La juge Jugessur-Manna, siégeant en Cour suprême, a statué dans un jugement en date du 30 novembre que la NTA est un simple département du gouvernement, et non une Body Corporate (une entité avec une personnalité juridique indépendante), ce qui fait qu’elle ne peut être poursuivie en justice. Ce jugement prend à contre-pied un ou plusieurs autres jugements dans le passé, où il avait été retenu que la NTA était bel et bien une Body Corporate.

La Bus Owners Cooperative Society (North) Ltd est une coopérative qui coordonnait les opérations de ses membres, des opérateurs d’autobus individuels, sur la route 94 (de Rivière-du-Rempart à Saint-Antoine). Ces derniers opéraient sur cette route depuis 1989. En 1991, la NTA avait lancé un appel d’offres pour qu’il y ait davantage d’opérateurs sur cette route, malgré les objections de la Bus Owners Cooperative Society (North) Ltd, plaidant que cette route était déjà saturée.

Plus de 62 opérateurs d’autobus individuels, regroupés au sein de la Bus Owners Cooperative Society (North) Ltd, avaient alors entamé des poursuites contre la NTA, lui réclamant des dommages vu que, selon eux, cette entité avait déraisonnablement varié leur Public Service Vehicle License (Bus) pour permettre à une compagnie, Dveela Transport Ltd, d’avoir un monopole sur la route 94.
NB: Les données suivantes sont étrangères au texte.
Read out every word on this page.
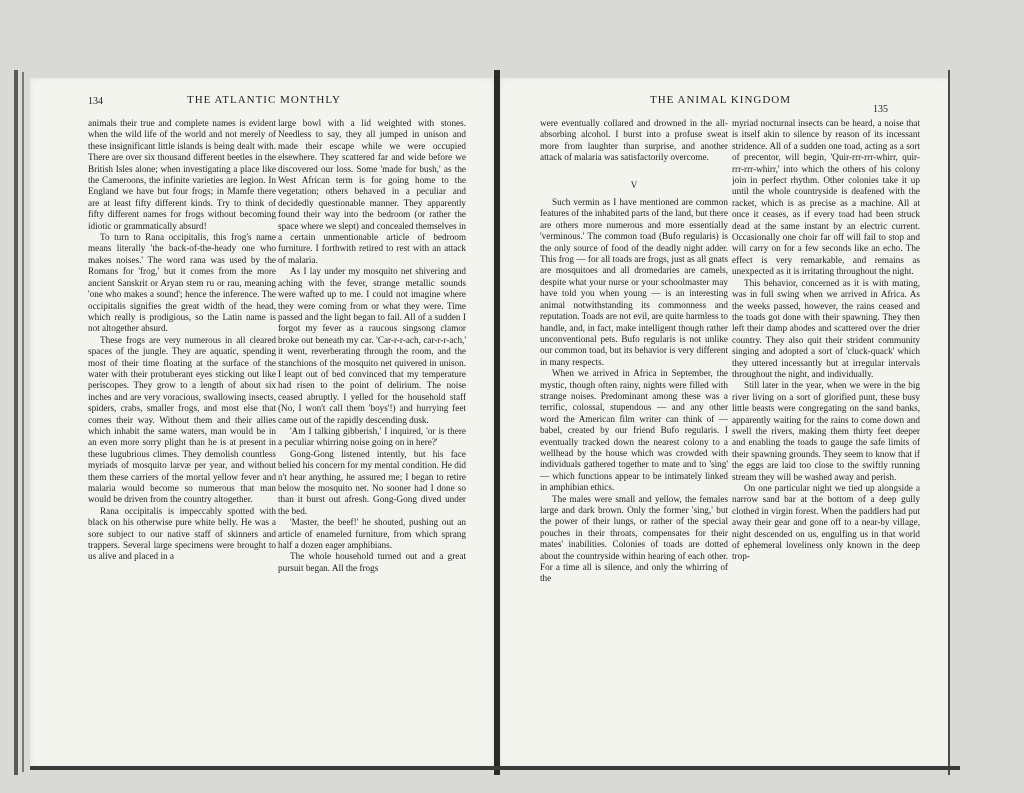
134	THE ATLANTIC MONTHLY

animals their true and complete names is evident when the wild life of the world and not merely of these insignificant little islands is being dealt with. There are over six thousand different beetles in the British Isles alone; when investigating a place like the Cameroons, the infinite varieties are legion. In England we have but four frogs; in Mamfe there are at least fifty different kinds. Try to think of fifty different names for frogs without becoming idiotic or grammatically absurd!

To turn to Rana occipitalis, this frog's name means literally 'the back-of-the-heady one who makes noises.' The word rana was used by the Romans for 'frog,' but it comes from the more ancient Sanskrit or Aryan stem ru or rau, meaning 'one who makes a sound'; hence the inference. The occipitalis signifies the great width of the head, which really is prodigious, so the Latin name is not altogether absurd.

These frogs are very numerous in all cleared spaces of the jungle. They are aquatic, spending most of their time floating at the surface of the water with their protuberant eyes sticking out like periscopes. They grow to a length of about six inches and are very voracious, swallowing insects, spiders, crabs, smaller frogs, and most else that comes their way. Without them and their allies which inhabit the same waters, man would be in an even more sorry plight than he is at present in these lugubrious climes. They demolish countless myriads of mosquito larvæ per year, and without them these carriers of the mortal yellow fever and malaria would become so numerous that man would be driven from the country altogether.

Rana occipitalis is impeccably spotted with black on his otherwise pure white belly. He was a sore subject to our native staff of skinners and trappers. Several large specimens were brought to us alive and placed in a

large bowl with a lid weighted with stones. Needless to say, they all jumped in unison and made their escape while we were occupied elsewhere. They scattered far and wide before we discovered our loss. Some 'made for bush,' as the West African term is for going home to the vegetation; others behaved in a peculiar and decidedly questionable manner. They apparently found their way into the bedroom (or rather the space where we slept) and concealed themselves in a certain unmentionable article of bedroom furniture. I forthwith retired to rest with an attack of malaria.

As I lay under my mosquito net shivering and aching with the fever, strange metallic sounds were wafted up to me. I could not imagine where they were coming from or what they were. Time passed and the light began to fail. All of a sudden I forgot my fever as a raucous singsong clamor broke out beneath my car. 'Car-r-r-ach, car-r-r-ach,' it went, reverberating through the room, and the stanchions of the mosquito net quivered in unison. I leapt out of bed convinced that my temperature had risen to the point of delirium. The noise ceased abruptly. I yelled for the household staff (No, I won't call them 'boys'!) and hurrying feet came out of the rapidly descending dusk.

'Am I talking gibberish,' I inquired, 'or is there a peculiar whirring noise going on in here?'

Gong-Gong listened intently, but his face belied his concern for my mental condition. He did n't hear anything, he assured me; I began to retire below the mosquito net. No sooner had I done so than it burst out afresh. Gong-Gong dived under the bed.

'Master, the beef!' he shouted, pushing out an article of enameled furniture, from which sprang half a dozen eager amphibians.

The whole household turned out and a great pursuit began. All the frogs

THE ANIMAL KINGDOM
135

were eventually collared and drowned in the all-absorbing alcohol. I burst into a profuse sweat more from laughter than surprise, and another attack of malaria was satisfactorily overcome.

V

Such vermin as I have mentioned are common features of the inhabited parts of the land, but there are others more numerous and more essentially 'verminous.' The common toad (Bufo regularis) is the only source of food of the deadly night adder. This frog — for all toads are frogs, just as all gnats are mosquitoes and all dromedaries are camels, despite what your nurse or your schoolmaster may have told you when young — is an interesting animal notwithstanding its commonness and reputation. Toads are not evil, are quite harmless to handle, and, in fact, make intelligent though rather unconventional pets. Bufo regularis is not unlike our common toad, but its behavior is very different in many respects.

When we arrived in Africa in September, the mystic, though often rainy, nights were filled with strange noises. Predominant among these was a terrific, colossal, stupendous — and any other word the American film writer can think of — babel, created by our friend Bufo regularis. I eventually tracked down the nearest colony to a wellhead by the house which was crowded with individuals gathered together to mate and to 'sing' — which functions appear to be intimately linked in amphibian ethics.

The males were small and yellow, the females large and dark brown. Only the former 'sing,' but the power of their lungs, or rather of the special pouches in their throats, compensates for their mates' inabilities. Colonies of toads are dotted about the countryside within hearing of each other. For a time all is silence, and only the whirring of the

myriad nocturnal insects can be heard, a noise that is itself akin to silence by reason of its incessant stridence. All of a sudden one toad, acting as a sort of precentor, will begin, 'Quir-rrr-rrr-whirr, quir-rrr-rrr-whirr,' into which the others of his colony join in perfect rhythm. Other colonies take it up until the whole countryside is deafened with the racket, which is as precise as a machine. All at once it ceases, as if every toad had been struck dead at the same instant by an electric current. Occasionally one choir far off will fail to stop and will carry on for a few seconds like an echo. The effect is very remarkable, and remains as unexpected as it is irritating throughout the night.

This behavior, concerned as it is with mating, was in full swing when we arrived in Africa. As the weeks passed, however, the rains ceased and the toads got done with their spawning. They then left their damp abodes and scattered over the drier country. They also quit their strident community singing and adopted a sort of 'cluck-quack' which they uttered incessantly but at irregular intervals throughout the night, and individually.

Still later in the year, when we were in the big river living on a sort of glorified punt, these busy little beasts were congregating on the sand banks, apparently waiting for the rains to come down and swell the rivers, making them thirty feet deeper and enabling the toads to gauge the safe limits of their spawning grounds. They seem to know that if the eggs are laid too close to the swiftly running stream they will be washed away and perish.

On one particular night we tied up alongside a narrow sand bar at the bottom of a deep gully clothed in virgin forest. When the paddlers had put away their gear and gone off to a near-by village, night descended on us, engulfing us in that world of ephemeral loveliness only known in the deep trop-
Toutefois, la juge Jugessur-Manna a statué dans un jugement que la NTA n’était pas une Body Corporate, contrairement au Mauritius Institute of Education, à la Mauritius Broadcasting Corporation ou encore la Mauritius Revenue Authority, où les lois qui mettent ces entités sur pied spécifient que ce sont des Body Corporates. Par contre, en ce qui concerne la NTA, la Road Traffic Act ne fait nullement mention qu’elle est un Body Corportate.

Il faut savoir qu’en droit, une Body Corporate est une entité qui acquiert une personnalité juridique, tout comme une personne, et a ses propres droits et responsabilités. Une compagnie privée est ainsi une Body Corporate, indépendamment de ses actionnaires, tout comme l’État. Ce qui permet à ces entités d’entrer une action en justice ou d’être poursuivies en justice.

Pour la juge, la NTA est un département du gouvernement qui fonctionne sous l’égide du ministère du Transport. Ses officiers sont recrutés par la Public Service Commission et peuvent être transférés vers d’autres ministères. Or, si c’était une Body Corporate, ses officiers auraient été recrutés par son board et n’auraient pu être transférés vers d’autres ministères. Qui plus est, la NTA reçoit son budget du ministère des Finances et les revenus perçus par elle sont crédités à l’Accountant General.

Ce jugement prend à contre-pied un autre jugement de la Cour suprême (l’affaire Dveela Transport v. NTA en 2014), où il avait été retenu que la NTA était bien une Body Corporate qui pouvait être poursuivi à son propre nom. Toutefois, c’était un jugement interlocutoire qui ne constitue pas une jurisprudence. D’autres jugements de la Cour suprême font aussi ressortir que la NTA est bien une Body Corporate. La plainte des 62 opérateurs d’autobus individuels a ainsi été rejetée à leurs dépens.